A study by the Child Welfare League Foundation showed that children in Taiwan are exposed to an average of 8,325 junk-food commercials a year. On average, each child sees a junk-food ad every 6.6 minutes when watching TV.
The frequency of junk-food ads increases during times when meals are usually eaten — 1.6 the number of times they are aired during other hours.

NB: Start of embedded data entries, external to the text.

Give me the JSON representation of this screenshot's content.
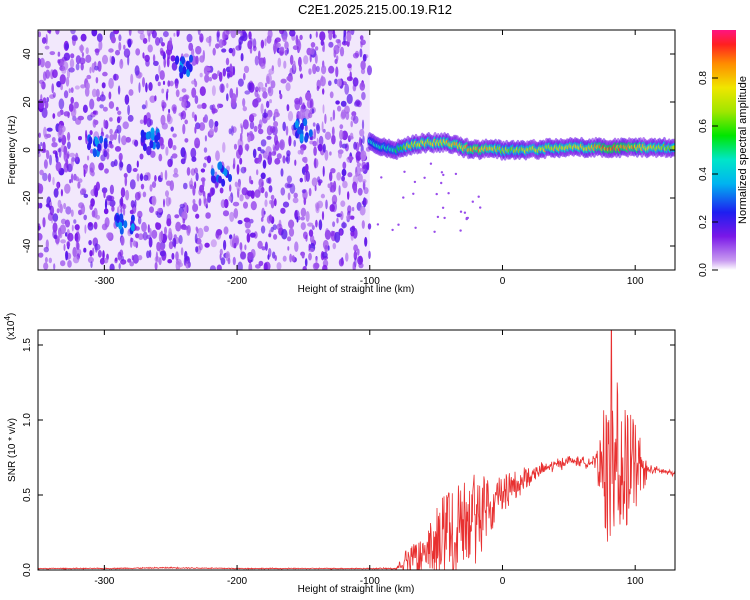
{
  "title": "C2E1.2025.215.00.19.R12",
  "colors": {
    "spectrogram_low": "#e8d8f8",
    "spectrogram_mid": "#7b2fd8",
    "snr_line": "#e83030"
  },
  "chart_data": [
    {
      "type": "heatmap",
      "title": "C2E1.2025.215.00.19.R12",
      "xlabel": "Height of straight line (km)",
      "ylabel": "Frequency (Hz)",
      "xlim": [
        -350,
        130
      ],
      "ylim": [
        -50,
        50
      ],
      "xticks": [
        -300,
        -200,
        -100,
        0,
        100
      ],
      "yticks": [
        -40,
        -20,
        0,
        20,
        40
      ],
      "noise_region_x": [
        -350,
        -100
      ],
      "signal_track": {
        "x": [
          -100,
          -90,
          -80,
          -70,
          -60,
          -50,
          -40,
          -30,
          -20,
          -10,
          0,
          20,
          40,
          60,
          80,
          100,
          120,
          130
        ],
        "freq": [
          4,
          1,
          0,
          2,
          3,
          3,
          3,
          1,
          0,
          1,
          0,
          0,
          1,
          1,
          1,
          1,
          1,
          1
        ],
        "amplitude": [
          0.45,
          0.5,
          0.55,
          0.75,
          0.8,
          0.8,
          0.85,
          0.85,
          0.9,
          0.85,
          0.7,
          0.75,
          0.8,
          0.8,
          0.95,
          0.9,
          0.75,
          0.7
        ]
      },
      "colorbar": {
        "label": "Normalized spectral amplitude",
        "range": [
          0,
          1
        ],
        "ticks": [
          "0.0",
          "0.2",
          "0.4",
          "0.6",
          "0.8"
        ]
      }
    },
    {
      "type": "line",
      "xlabel": "Height of straight line (km)",
      "ylabel": "SNR (10 * v/v)",
      "scale_note": "(x10",
      "scale_exp": "4",
      "scale_close": ")",
      "xlim": [
        -350,
        130
      ],
      "ylim": [
        0,
        1.6
      ],
      "xticks": [
        -300,
        -200,
        -100,
        0,
        100
      ],
      "yticks": [
        "0.0",
        "0.5",
        "1.0",
        "1.5"
      ],
      "series": [
        {
          "x": [
            -350,
            -300,
            -250,
            -200,
            -150,
            -110,
            -100,
            -80,
            -75,
            -60,
            -50,
            -40,
            -30,
            -20,
            -10,
            0,
            10,
            20,
            30,
            40,
            50,
            60,
            70,
            80,
            85,
            90,
            100,
            110,
            120,
            130
          ],
          "y": [
            0.01,
            0.01,
            0.015,
            0.01,
            0.01,
            0.01,
            0.01,
            0.01,
            0.04,
            0.1,
            0.18,
            0.25,
            0.32,
            0.35,
            0.42,
            0.5,
            0.57,
            0.62,
            0.67,
            0.7,
            0.73,
            0.72,
            0.72,
            0.7,
            0.7,
            0.72,
            0.68,
            0.67,
            0.66,
            0.64
          ],
          "noise": [
            0.003,
            0.003,
            0.004,
            0.003,
            0.003,
            0.003,
            0.003,
            0.005,
            0.05,
            0.08,
            0.15,
            0.2,
            0.18,
            0.2,
            0.12,
            0.08,
            0.06,
            0.05,
            0.04,
            0.04,
            0.03,
            0.03,
            0.04,
            0.35,
            0.4,
            0.3,
            0.2,
            0.03,
            0.02,
            0.02
          ],
          "peak": {
            "x": 82,
            "y": 1.6
          }
        }
      ]
    }
  ]
}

Photo: Chien Jung-fong, Taipei Times
The foundation’s research and development director Chiu Ching-hui (邱靖惠) said that even adults would be tempted by the ads to buy junk food, let alone young children.
The foundation’s study also found that many fast-food chains encourage parents to purchase their food by giving out free toys with meals.
Chinese Nationalist Party (KMT) Legislator Alicia Wang (王育敏) said New York has banned the sale of sugary drinks in containers larger than 470ml in restaurants and other venues. Denmark and France, for their part, have taxed saturated fats and soda, respectively. Both the UK and Sweden have banned the broadcast of junk-food ads in hours when children’s programs are aired.
Wang said she would propose similar measures during the current legislative session.
In response, the Food and Drug Administration said it has proposed an amendment to the the Act Governing Food Sanitation (食品衛生管理法) which would restrict ads for food that could lead to chronic diseases or are inappropriate for long-term consumption by children.
Wu Hsi-wen (吳希文), a section chief at the administration, added that the amendment would also include articles governing the suspension of broadcasts of such ads and penalties. Advertisers violating the regulations could face a penalty of up to NT$200,000 and would be fined per violation. Advertisers could also be asked to correct the content of the ad if it is deemed a serious violation and they could also be fined up to NT$600,000 if they refuse to stop airing the ads.
Jason Ho (何吉森), director of the National Communications Commission’s communication content department, said that the commission has added regulations pertaining to junk-food ads to its amendment to the Satellite Broadcasting Act (衛星廣播電視法), which is being reviewed by the legislature.